YMMV, of course, but amongst the geeks I know it's pretty common to see them run a mix of hardware and OSs and OSX certainly improved the standing of Macs in that community. They were rarer than hen's teeth back on OS9, today they have good representation, far better than what you'd expect from the couple-percent market share Apple holds overall.
Re:Mac nerds? (Score:5, Insightful)
I will grant that the organization /Library is like nothing else I've seen, but AIX's library system at least asunique. OSX has its quirks, but so does every UNIX I've ever used and for the most part you don't even have to think about the stuff that differs from BSD because it's hidden behind an excellent GUI system (kind of like IBM hiding all their weirdness behind SMIT, except that SMIT sucks).

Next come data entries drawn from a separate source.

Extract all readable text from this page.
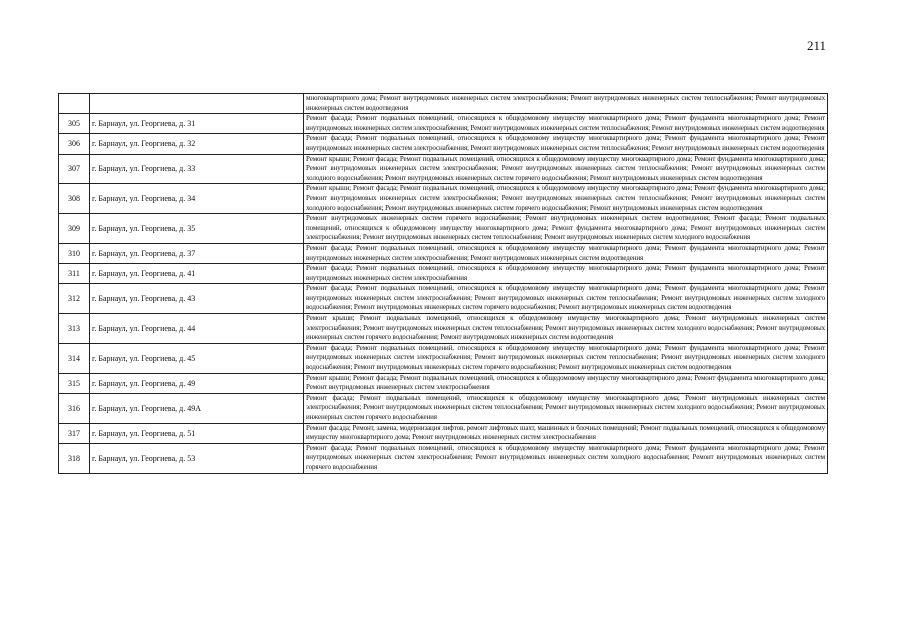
211
		многоквартирного дома; Ремонт внутридомовых инженерных систем электроснабжения; Ремонт внутридомовых инженерных систем теплоснабжения; Ремонт внутридомовых инженерных систем водоотведения
305	г. Барнаул, ул. Георгиева, д. 31	Ремонт фасада; Ремонт подвальных помещений, относящихся к общедомовому имуществу многоквартирного дома; Ремонт фундамента многоквартирного дома; Ремонт внутридомовых инженерных систем электроснабжения; Ремонт внутридомовых инженерных систем теплоснабжения; Ремонт внутридомовых инженерных систем водоотведения
306	г. Барнаул, ул. Георгиева, д. 32	Ремонт фасада; Ремонт подвальных помещений, относящихся к общедомовому имуществу многоквартирного дома; Ремонт фундамента многоквартирного дома; Ремонт внутридомовых инженерных систем электроснабжения; Ремонт внутридомовых инженерных систем теплоснабжения; Ремонт внутридомовых инженерных систем водоотведения
307	г. Барнаул, ул. Георгиева, д. 33	Ремонт крыши; Ремонт фасада; Ремонт подвальных помещений, относящихся к общедомовому имуществу многоквартирного дома; Ремонт фундамента многоквартирного дома; Ремонт внутридомовых инженерных систем электроснабжения; Ремонт внутридомовых инженерных систем теплоснабжения; Ремонт внутридомовых инженерных систем холодного водоснабжения; Ремонт внутридомовых инженерных систем горячего водоснабжения; Ремонт внутридомовых инженерных систем водоотведения
308	г. Барнаул, ул. Георгиева, д. 34	Ремонт крыши; Ремонт фасада; Ремонт подвальных помещений, относящихся к общедомовому имуществу многоквартирного дома; Ремонт фундамента многоквартирного дома; Ремонт внутридомовых инженерных систем электроснабжения; Ремонт внутридомовых инженерных систем теплоснабжения; Ремонт внутридомовых инженерных систем холодного водоснабжения; Ремонт внутридомовых инженерных систем горячего водоснабжения; Ремонт внутридомовых инженерных систем водоотведения
309	г. Барнаул, ул. Георгиева, д. 35	Ремонт внутридомовых инженерных систем горячего водоснабжения; Ремонт внутридомовых инженерных систем водоотведения; Ремонт фасада; Ремонт подвальных помещений, относящихся к общедомовому имуществу многоквартирного дома; Ремонт фундамента многоквартирного дома; Ремонт внутридомовых инженерных систем электроснабжения; Ремонт внутридомовых инженерных систем теплоснабжения; Ремонт внутридомовых инженерных систем холодного водоснабжения
310	г. Барнаул, ул. Георгиева, д. 37	Ремонт фасада; Ремонт подвальных помещений, относящихся к общедомовому имуществу многоквартирного дома; Ремонт фундамента многоквартирного дома; Ремонт внутридомовых инженерных систем электроснабжения; Ремонт внутридомовых инженерных систем водоотведения
311	г. Барнаул, ул. Георгиева, д. 41	Ремонт фасада; Ремонт подвальных помещений, относящихся к общедомовому имуществу многоквартирного дома; Ремонт фундамента многоквартирного дома; Ремонт внутридомовых инженерных систем электроснабжения
312	г. Барнаул, ул. Георгиева, д. 43	Ремонт фасада; Ремонт подвальных помещений, относящихся к общедомовому имуществу многоквартирного дома; Ремонт фундамента многоквартирного дома; Ремонт внутридомовых инженерных систем электроснабжения; Ремонт внутридомовых инженерных систем теплоснабжения; Ремонт внутридомовых инженерных систем холодного водоснабжения; Ремонт внутридомовых инженерных систем горячего водоснабжения; Ремонт внутридомовых инженерных систем водоотведения
313	г. Барнаул, ул. Георгиева, д. 44	Ремонт крыши; Ремонт подвальных помещений, относящихся к общедомовому имуществу многоквартирного дома; Ремонт внутридомовых инженерных систем электроснабжения; Ремонт внутридомовых инженерных систем теплоснабжения; Ремонт внутридомовых инженерных систем холодного водоснабжения; Ремонт внутридомовых инженерных систем горячего водоснабжения; Ремонт внутридомовых инженерных систем водоотведения
314	г. Барнаул, ул. Георгиева, д. 45	Ремонт фасада; Ремонт подвальных помещений, относящихся к общедомовому имуществу многоквартирного дома; Ремонт фундамента многоквартирного дома; Ремонт внутридомовых инженерных систем электроснабжения; Ремонт внутридомовых инженерных систем теплоснабжения; Ремонт внутридомовых инженерных систем холодного водоснабжения; Ремонт внутридомовых инженерных систем горячего водоснабжения; Ремонт внутридомовых инженерных систем водоотведения
315	г. Барнаул, ул. Георгиева, д. 49	Ремонт крыши; Ремонт фасада; Ремонт подвальных помещений, относящихся к общедомовому имуществу многоквартирного дома; Ремонт фундамента многоквартирного дома; Ремонт внутридомовых инженерных систем электроснабжения
316	г. Барнаул, ул. Георгиева, д. 49А	Ремонт фасада; Ремонт подвальных помещений, относящихся к общедомовому имуществу многоквартирного дома; Ремонт внутридомовых инженерных систем электроснабжения; Ремонт внутридомовых инженерных систем теплоснабжения; Ремонт внутридомовых инженерных систем холодного водоснабжения; Ремонт внутридомовых инженерных систем горячего водоснабжения
317	г. Барнаул, ул. Георгиева, д. 51	Ремонт фасада; Ремонт, замена, модернизация лифтов, ремонт лифтовых шахт, машинных и блочных помещений; Ремонт подвальных помещений, относящихся к общедомовому имуществу многоквартирного дома; Ремонт внутридомовых инженерных систем электроснабжения
318	г. Барнаул, ул. Георгиева, д. 53	Ремонт фасада; Ремонт подвальных помещений, относящихся к общедомовому имуществу многоквартирного дома; Ремонт фундамента многоквартирного дома; Ремонт внутридомовых инженерных систем электроснабжения; Ремонт внутридомовых инженерных систем холодного водоснабжения; Ремонт внутридомовых инженерных систем горячего водоснабжения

YMMV, and apparently does, but I don't see people skipping OSX on account of it not being UNIXy enough. No, the UNIXy nature attracted a lot of people, including myself. Rather, I see them skipping it primarily because they think the hardware is too expensive.
Re:Mac nerds? (Score:3, Insightful)
The point remains: OSX is not wildly different from the UNIX norm these days; other than the Mac stuff laying on top it's actually fairly close to the way BSD was maybe a decade ago. Same shells, similar directory layout, many of the same configuration files. I dropped right into tcsh (ahh tcsh!) and had no trouble finding my way around and I have a hard time believing many UNIX diehards would either, except maybe people who are unfamiliar with BSD. As such it seems unlikely to me that very many people would skip it purely because of these things.
But the cost of the systems, well, that is a very commonly cited reason for not buying Macs. A number of people on this thread said exactly that. We could of course debate that, too; it's a lot less true than many people believe. But it makes no difference, the perception is enough to keep people away.
As for myself, I buy what works best for the task at hand. I'm fond of Mac hardware when it makes sense (like wonderfully designed laptops and high-end systems for graphic work) and I buy cheap PC stuff when it doesn't (especially servers). FreeBSD, Linux, OSX ... it's all good, and you have no idea how satisfying it is to see UNIX make its way into consumer products.
Re:unlikely (Score:3, Insightful)
PLUS I have to go download drivers or pop in a couple of driver CDs.
Ubuntu is EASIER to use as far as getting common media formats and all the drivers working. You can complain that some hardware doesn't HAVE drivers (wireless cards, mostly), but hardware that DOES work (almost everything) works easier.
Downloading a single GUI program and running it, checking the boxes (out of less than ten choices) for the things that you want to install (one for DVD playback, one for proprietary media formats, one for the official ATI or Nvidia drivers [one check box, you don't even have to know which one you have!], etc.) is easier than popping CDs in and out and visiting several websites to reach the same level in Windows.